I made a little progress on this today. @jacquelinekay, thanks for the tip. I added the line "usleep(100);" before line 382 of callback_queue.cpp and that did help to reproduce the bug more often. I also modified a simple test by @rethink-imcmahon as follows and I can reproduce the bug about every minute:
#include "ros/ros.h"
#include "std_msgs/String.h"
#include <sstream>
#include <boost/thread.hpp>
void chatterCallback(const std_msgs::String::ConstPtr& msg)
{
ROS_INFO("I heard: [%s]", msg->data.c_str());
}
void subscribeDestroy() {
ros::Time start_time;
double rollover_time = 5.0; // seconds
size_t num_subs = 100;
std_msgs::String msg;
msg.data = std::string("hello world");
ros::NodeHandle n;
while(ros::ok())
{
start_time = ros::Time::now();
std::vector<ros::Subscriber> subs;
for( size_t i = 0; i < num_subs; i++ )
{
subs.push_back(n.subscribe("chatter", 100, chatterCallback));
}
usleep(500000);
// subscribers destructors called here
std::cout<<"Rolling over! Calling dtors now. "<<"Total time: "<<(ros::Time::now() - start_time).toSec()<<std::endl;
}
}
int main(int argc, char **argv)
{
ros::init(argc, argv, "listener");
boost::thread first (subscribeDestroy);
ros::spin();
return 0;
}
I've started working on solutions to the problem, but no big revelations yet.
@dirk-thomas I think it's safe to close this issue now that #677 is merged. Thanks!
Awesome @rethink-imcmahon! Thanks for all the effort!
Is there an ETA on when this fix will transition to the public debs? We're having lots of problems with this on the VMs here at ClearPath.
The changes in shadow-fixed have been announced six days ago (http://lists.ros.org/pipermail/ros-release/2015-October/004708.html) and we are waiting for people to test them thoroughly during that soak period. Probably within a week from now it will be synced to public.
We've put the shadow build of ros_comm 1.11.15-0 on our internal apt servers here at ClearPath and are running it without incident.

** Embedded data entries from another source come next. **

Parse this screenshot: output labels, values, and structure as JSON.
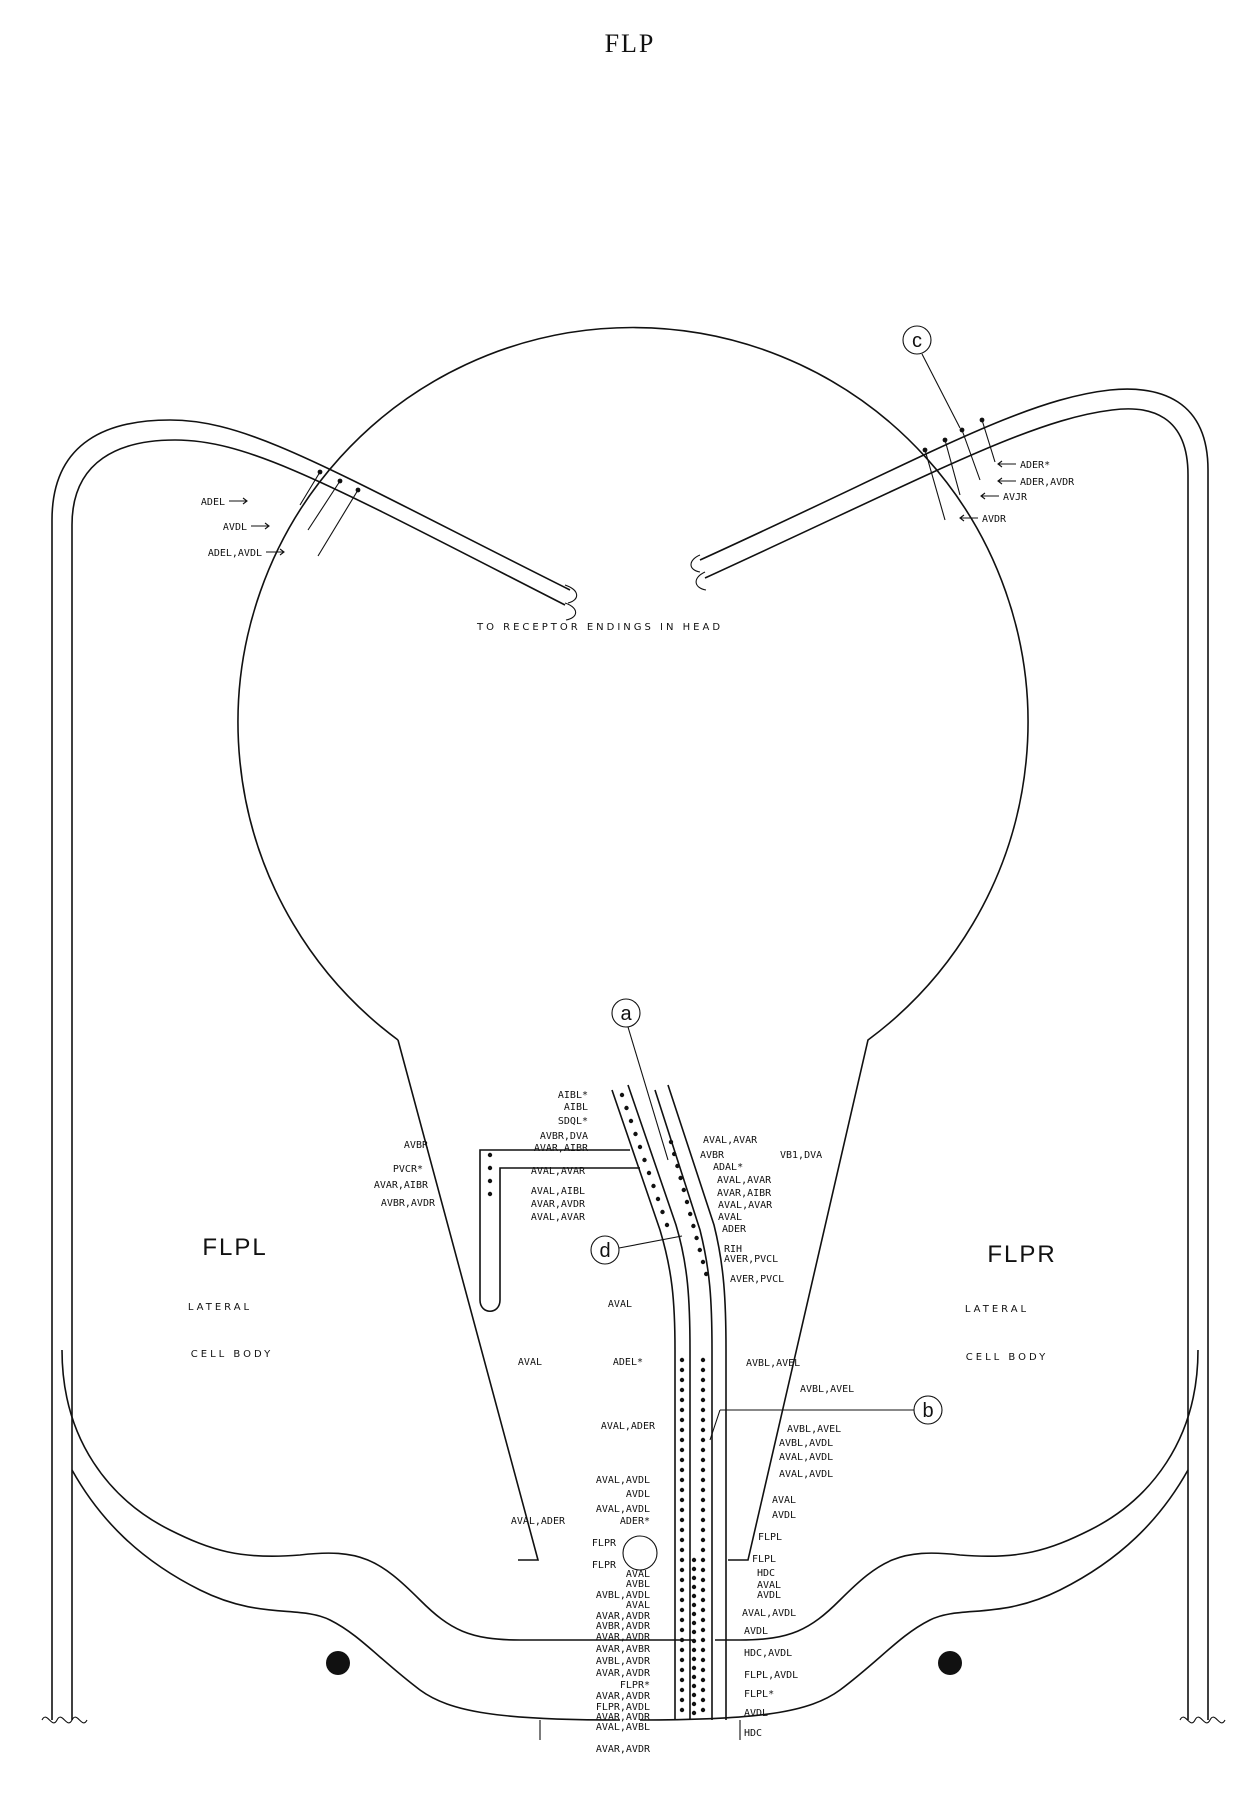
{
  "title": "FLP",
  "center_caption": "TO RECEPTOR ENDINGS IN HEAD",
  "left_cell": {
    "name": "FLPL",
    "line1": "LATERAL",
    "line2": "CELL BODY"
  },
  "right_cell": {
    "name": "FLPR",
    "line1": "LATERAL",
    "line2": "CELL BODY"
  },
  "markers": [
    "a",
    "b",
    "c",
    "d"
  ],
  "left_dendrite_labels": [
    "ADEL",
    "AVDL",
    "ADEL,AVDL"
  ],
  "right_dendrite_labels": [
    "ADER*",
    "ADER,AVDR",
    "AVJR",
    "AVDR"
  ],
  "left_branch_labels": [
    "AVBR",
    "PVCR*",
    "AVAR,AIBR",
    "AVBR,AVDR"
  ],
  "left_inner_labels": [
    "AIBL*",
    "AIBL",
    "SDQL*",
    "AVBR,DVA",
    "AVAR,AIBR",
    "AVAL,AVAR",
    "AVAL,AIBL",
    "AVAR,AVDR",
    "AVAL,AVAR"
  ],
  "right_inner_labels": [
    "AVAL,AVAR",
    "AVBR",
    "VB1,DVA",
    "ADAL*",
    "AVAL,AVAR",
    "AVAR,AIBR",
    "AVAL,AVAR",
    "AVAL",
    "ADER",
    "RIH",
    "AVER,PVCL",
    "AVER,PVCL"
  ],
  "left_mid_labels": [
    "AVAL",
    "AVAL",
    "ADEL*",
    "AVAL,ADER",
    "AVAL,AVDL",
    "AVDL",
    "AVAL,AVDL",
    "ADER*",
    "AVAL,ADER",
    "FLPR",
    "FLPR"
  ],
  "right_mid_labels": [
    "AVBL,AVEL",
    "AVBL,AVEL",
    "AVBL,AVEL",
    "AVBL,AVDL",
    "AVAL,AVDL",
    "AVAL,AVDL",
    "AVAL",
    "AVDL",
    "FLPL",
    "FLPL",
    "HDC",
    "AVAL",
    "AVDL"
  ],
  "left_low_labels": [
    "AVAL",
    "AVBL",
    "AVBL,AVDL",
    "AVAL",
    "AVAR,AVDR",
    "AVBR,AVDR",
    "AVAR,AVDR",
    "AVAR,AVBR",
    "AVBL,AVDR",
    "AVAR,AVDR",
    "FLPR*",
    "AVAR,AVDR",
    "FLPR,AVDL",
    "AVAR,AVDR",
    "AVAL,AVBL",
    "AVAR,AVDR"
  ],
  "right_low_labels": [
    "AVAL,AVDL",
    "AVDL",
    "HDC,AVDL",
    "FLPL,AVDL",
    "FLPL*",
    "AVDL",
    "HDC"
  ]
}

Thanks for reporting back.
We will sync it once the shadow-fixed repo has no regressions. Currently 1.11.16 is being built for a different reason.
We witnessed a crash of
diagnostic_agregator/aggregator_node
on one of our robots, that is what i could find:Unfortunately that happened only once on one robot. No way to reproduce it. Has anybody seen something like that or can give me a hint on how to debug this further?